Otra sutil indicación de la perspectiva trinitaria de Pablo es la manera en que
organiza algunas de sus cartas: tanto la forma como el contenido comunican su
creencia en la Trinidad. Por ejemplo, en el libro a los Romanos: El juicio de
Dios sobre todos (1:18-3:20); justificación mediante la fe en Cristo (3:21-8:1);
vida en el Espíritu (8:2-30). Porciones de Gálatas exhiben un modelo similar:
Dios (3:20); Jesús (3:26-4:11); el Espíritu Santo (5:16-25). Algo parecido se
encuentra también en 1 Corintios. Es evidente que la Trinidad es una parte
importante del concepto que tiene Pablo de Dios.
Los escritores de otras epístolas están de acuerdo. Judas ruega a sus lectores:
"edificándoos sobre vuestra santísima fe, orando en el Espíritu Santo,
conservaos en el amor de Dios, esperando la misericordia de nuestro Señor
Jesucristo para vida eterna (versículos 20, 21).
Judas fue un hermanastro de Jesús. Los evangelios sugieren que los hermanastros
de Jesús por momentos se burlaban de él, no creyendo su pretensión acerca de sí
mismo. Pero, después de la resurrección, aparentemente aceptaron plenamente a
Jesús como el Hijo de Dios, como muestra el libro de Judas.

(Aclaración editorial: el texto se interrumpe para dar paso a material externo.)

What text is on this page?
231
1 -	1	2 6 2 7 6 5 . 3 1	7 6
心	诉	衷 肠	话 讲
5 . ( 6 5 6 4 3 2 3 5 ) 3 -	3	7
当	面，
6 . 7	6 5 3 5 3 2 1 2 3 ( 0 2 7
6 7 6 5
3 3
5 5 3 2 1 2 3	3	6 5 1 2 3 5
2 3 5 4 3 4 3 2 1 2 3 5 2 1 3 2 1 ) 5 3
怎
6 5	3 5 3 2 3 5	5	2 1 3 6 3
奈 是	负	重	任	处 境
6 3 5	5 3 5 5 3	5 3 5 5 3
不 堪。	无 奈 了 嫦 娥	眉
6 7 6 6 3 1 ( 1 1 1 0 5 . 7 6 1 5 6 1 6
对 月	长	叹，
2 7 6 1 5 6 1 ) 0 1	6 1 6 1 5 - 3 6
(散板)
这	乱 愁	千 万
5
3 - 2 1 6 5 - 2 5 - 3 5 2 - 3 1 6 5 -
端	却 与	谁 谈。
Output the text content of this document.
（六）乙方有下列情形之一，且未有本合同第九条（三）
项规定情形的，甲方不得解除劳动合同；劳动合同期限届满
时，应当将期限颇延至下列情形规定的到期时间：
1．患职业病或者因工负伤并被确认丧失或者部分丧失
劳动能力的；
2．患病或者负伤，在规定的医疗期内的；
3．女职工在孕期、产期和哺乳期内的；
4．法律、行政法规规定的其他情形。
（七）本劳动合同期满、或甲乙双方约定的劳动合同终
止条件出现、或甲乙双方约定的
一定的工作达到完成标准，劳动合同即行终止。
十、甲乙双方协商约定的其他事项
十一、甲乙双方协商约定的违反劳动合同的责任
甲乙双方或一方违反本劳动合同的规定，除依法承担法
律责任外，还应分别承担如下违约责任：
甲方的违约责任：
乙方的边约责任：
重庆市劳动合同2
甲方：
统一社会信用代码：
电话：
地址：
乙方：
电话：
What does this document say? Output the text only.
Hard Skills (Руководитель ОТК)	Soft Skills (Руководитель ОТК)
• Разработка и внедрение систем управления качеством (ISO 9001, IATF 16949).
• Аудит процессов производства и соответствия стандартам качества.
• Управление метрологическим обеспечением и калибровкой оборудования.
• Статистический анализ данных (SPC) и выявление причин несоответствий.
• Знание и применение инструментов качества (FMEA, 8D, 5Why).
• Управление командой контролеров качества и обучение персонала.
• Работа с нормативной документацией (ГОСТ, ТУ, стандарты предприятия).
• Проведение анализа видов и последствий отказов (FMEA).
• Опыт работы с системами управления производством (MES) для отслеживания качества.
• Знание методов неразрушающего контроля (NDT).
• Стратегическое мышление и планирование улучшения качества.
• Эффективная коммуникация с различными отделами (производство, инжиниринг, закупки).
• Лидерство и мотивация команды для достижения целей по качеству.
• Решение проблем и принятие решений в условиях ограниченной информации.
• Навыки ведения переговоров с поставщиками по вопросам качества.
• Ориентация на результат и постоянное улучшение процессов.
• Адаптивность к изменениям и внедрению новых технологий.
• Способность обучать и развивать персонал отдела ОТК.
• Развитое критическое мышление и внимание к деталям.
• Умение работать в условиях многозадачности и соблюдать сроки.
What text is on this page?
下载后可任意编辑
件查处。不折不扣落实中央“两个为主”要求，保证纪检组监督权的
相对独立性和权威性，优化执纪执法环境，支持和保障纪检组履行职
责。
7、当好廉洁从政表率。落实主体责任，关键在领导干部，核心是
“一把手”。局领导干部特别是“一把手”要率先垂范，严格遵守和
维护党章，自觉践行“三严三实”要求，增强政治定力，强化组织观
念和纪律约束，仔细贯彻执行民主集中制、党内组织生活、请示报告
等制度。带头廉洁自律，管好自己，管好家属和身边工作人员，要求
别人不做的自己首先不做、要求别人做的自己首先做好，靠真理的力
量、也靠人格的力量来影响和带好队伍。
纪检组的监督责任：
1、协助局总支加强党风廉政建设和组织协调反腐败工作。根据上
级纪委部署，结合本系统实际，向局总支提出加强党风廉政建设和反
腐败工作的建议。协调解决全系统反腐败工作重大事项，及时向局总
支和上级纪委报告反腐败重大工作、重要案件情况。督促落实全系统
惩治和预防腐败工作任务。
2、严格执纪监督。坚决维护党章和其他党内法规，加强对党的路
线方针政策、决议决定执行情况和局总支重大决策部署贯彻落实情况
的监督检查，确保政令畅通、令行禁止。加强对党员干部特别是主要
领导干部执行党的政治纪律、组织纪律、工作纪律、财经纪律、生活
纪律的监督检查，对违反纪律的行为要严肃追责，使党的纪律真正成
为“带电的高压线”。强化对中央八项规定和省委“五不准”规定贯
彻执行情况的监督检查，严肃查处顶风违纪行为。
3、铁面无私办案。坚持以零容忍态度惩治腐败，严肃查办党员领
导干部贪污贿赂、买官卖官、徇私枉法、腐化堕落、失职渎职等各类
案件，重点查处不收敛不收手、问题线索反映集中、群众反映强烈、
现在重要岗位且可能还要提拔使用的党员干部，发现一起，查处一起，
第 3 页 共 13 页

En el cuarto Evangelio, se
encuentran marcadas evidencias de una Trinidad coigual. El prólogo del Evangelio
de Juan (Juan 1) contiene un material rico en significado para la doctrina. La
dinámica interna del Dios
triuno se observa repetidamente. El Hijo
es enviado por el Padre (14:24) y sale de él (16:28). El Espíritu es dado por el
Padre (14:16), es enviado del Padre (14:26), y procede del Padre (15:26); el
Hijo está estrechamente vinculado con el Espíritu (14:26); el Padre envía al
Espíritu en el nombre del Hijo (14:26); el Hijo enviará al Espíritu del Padre
(15:26); el Hijo debe irse para que pueda enviar al Espíritu (16:7). El
ministerio del Espíritu se entiende como una continuación y ampliación del
ministerio del Hijo. Él recordará lo que dijo el Hijo (14:26); dará testimonio
del Hijo (15:26); declarará lo que oiga del Hijo, y así glorificará al Hijo
(16:13,14). Y este prolongado discurso procedió de Jesús directamente.
En todo el Nuevo
Testamento, no se sugiere ninguna jerarquía, ni subordinación, ni desigualdad
entre los Tres. Sus nombres pueden aparecer en un orden diferente. Además, si
Dios fuera solo una persona, no podría indicarse "que Dios envía y es enviado
(3:16); tampoco que Dios podía hacer expiación y recibirla; ni que Dios pudiera
rechazar el pecado y ofrecer un sacrificio por él".
[iv]
2. La divinidad de los tres
Además de estas afirmaciones bíblicas acerca de Dios, otros textos presentan
tres Personas que son Dios.
La divinidad del Padre difícilmente esté en discusión. Jesús se refiere al Padre
como Dios. Menciona que "vuestro Padre celestial las alimenta [a las aves del
cielo]" (Mateo 6:26) y que Dios viste "la hierba del campo" (versículo 30).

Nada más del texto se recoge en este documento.